I’m not subtweeting you.
Ok, i am right now, but i wasn’t before.
“All I want is one nice photo”
My kids:
a bathrobe is being naked with plausible deniability and pockets.
[news anchor]
“New study shows that sex can lower blood pressure.”
Me: Did-
Wife: Your blood pressure is fine
Stonehenge is vulnerable to vandalism because it’s too easily accessible. If our ancestors had possessed any common sense they wouldn’t have built an important monument so close to a major road like the A303.
I appreciate customer photos on Amazon because sometimes I think, “I would love to buy this item, but first, I need to see it at its saddest”
Look, you can tell me what to do in an emergency and that’s fine, but I’m going to do what I do best, and that is panic.

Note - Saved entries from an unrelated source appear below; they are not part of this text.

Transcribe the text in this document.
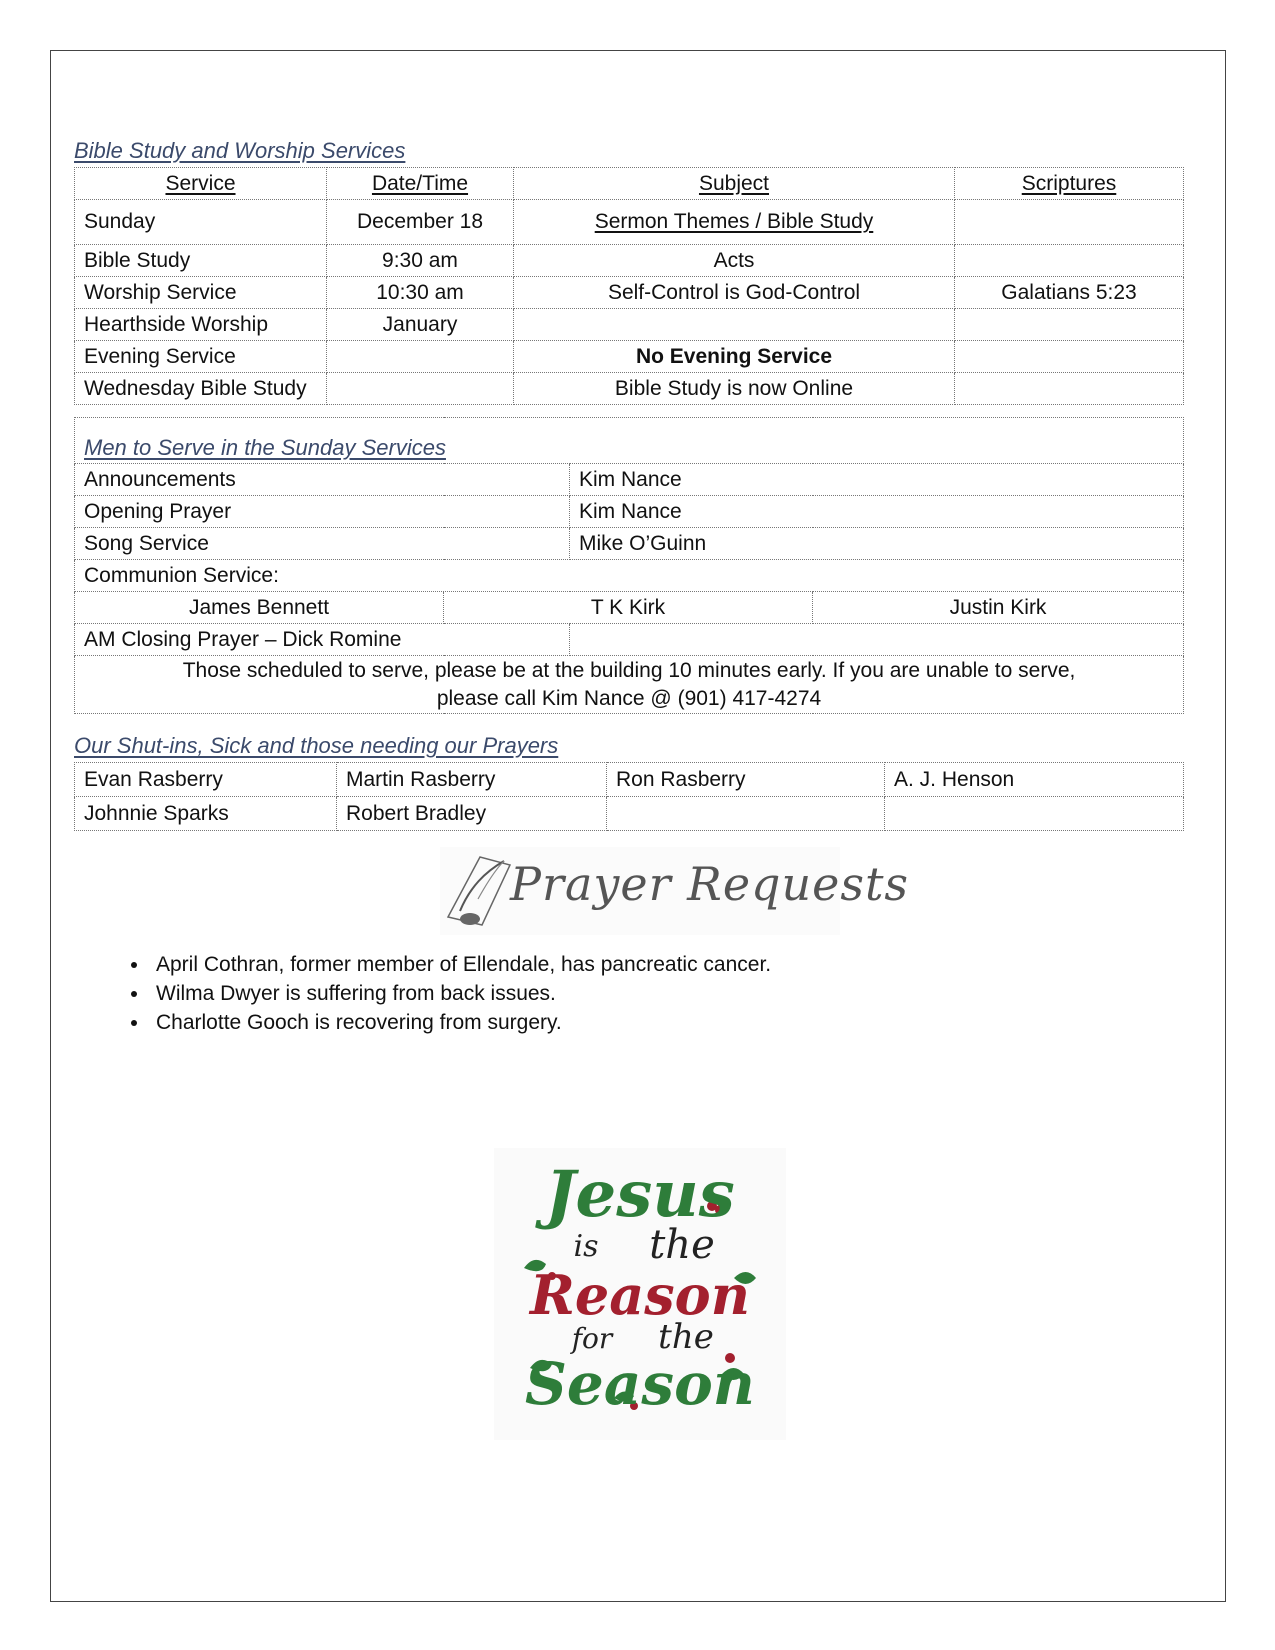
Bible Study and Worship Services
Service	Date/Time	Subject	Scriptures
Sunday	December 18	Sermon Themes / Bible Study	
Bible Study	9:30 am	Acts	
Worship Service	10:30 am	Self-Control is God-Control	Galatians 5:23
Hearthside Worship	January		
Evening Service		No Evening Service	
Wednesday Bible Study		Bible Study is now Online	
Men to Serve in the Sunday Services			
Announcements		Kim Nance	
Opening Prayer		Kim Nance	
Song Service		Mike O’Guinn	
Communion Service:			
James Bennett	T K Kirk		Justin Kirk
AM Closing Prayer – Dick Romine			

Those scheduled to serve, please be at the building 10 minutes early. If you are unable to serve,
please call Kim Nance @ (901) 417-4274			
Our Shut-ins, Sick and those needing our Prayers
Evan Rasberry	Martin Rasberry	Ron Rasberry	A. J. Henson
Johnnie Sparks	Robert Bradley		
Prayer Requests
• April Cothran, former member of Ellendale, has pancreatic cancer.
• Wilma Dwyer is suffering from back issues.
• Charlotte Gooch is recovering from surgery.
Jesus
is the
Reason
for the
Season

I’m such a disaster that 9/11 and The Titanic would go out on a date together and watch a movie about me.
a perfect interaction just happened: a man at a bar came up to me and my friends and asked what we all did and I said I was a journalist and he said “oh like in spiderman”
Habitual Offender sounds more dignified than 3 time loser.
As soon as we’re able to go to church again I’m not going.
Day 1 of diet:
forgot I was on a diet and had a milkshake and fried chicken. Will try again tomorrow.
Auto correct changed “dingo” into “condom” which is still accurate. The condom did kind of eat my baby. All my babies.
Well well well… looks like someone put on some weight again.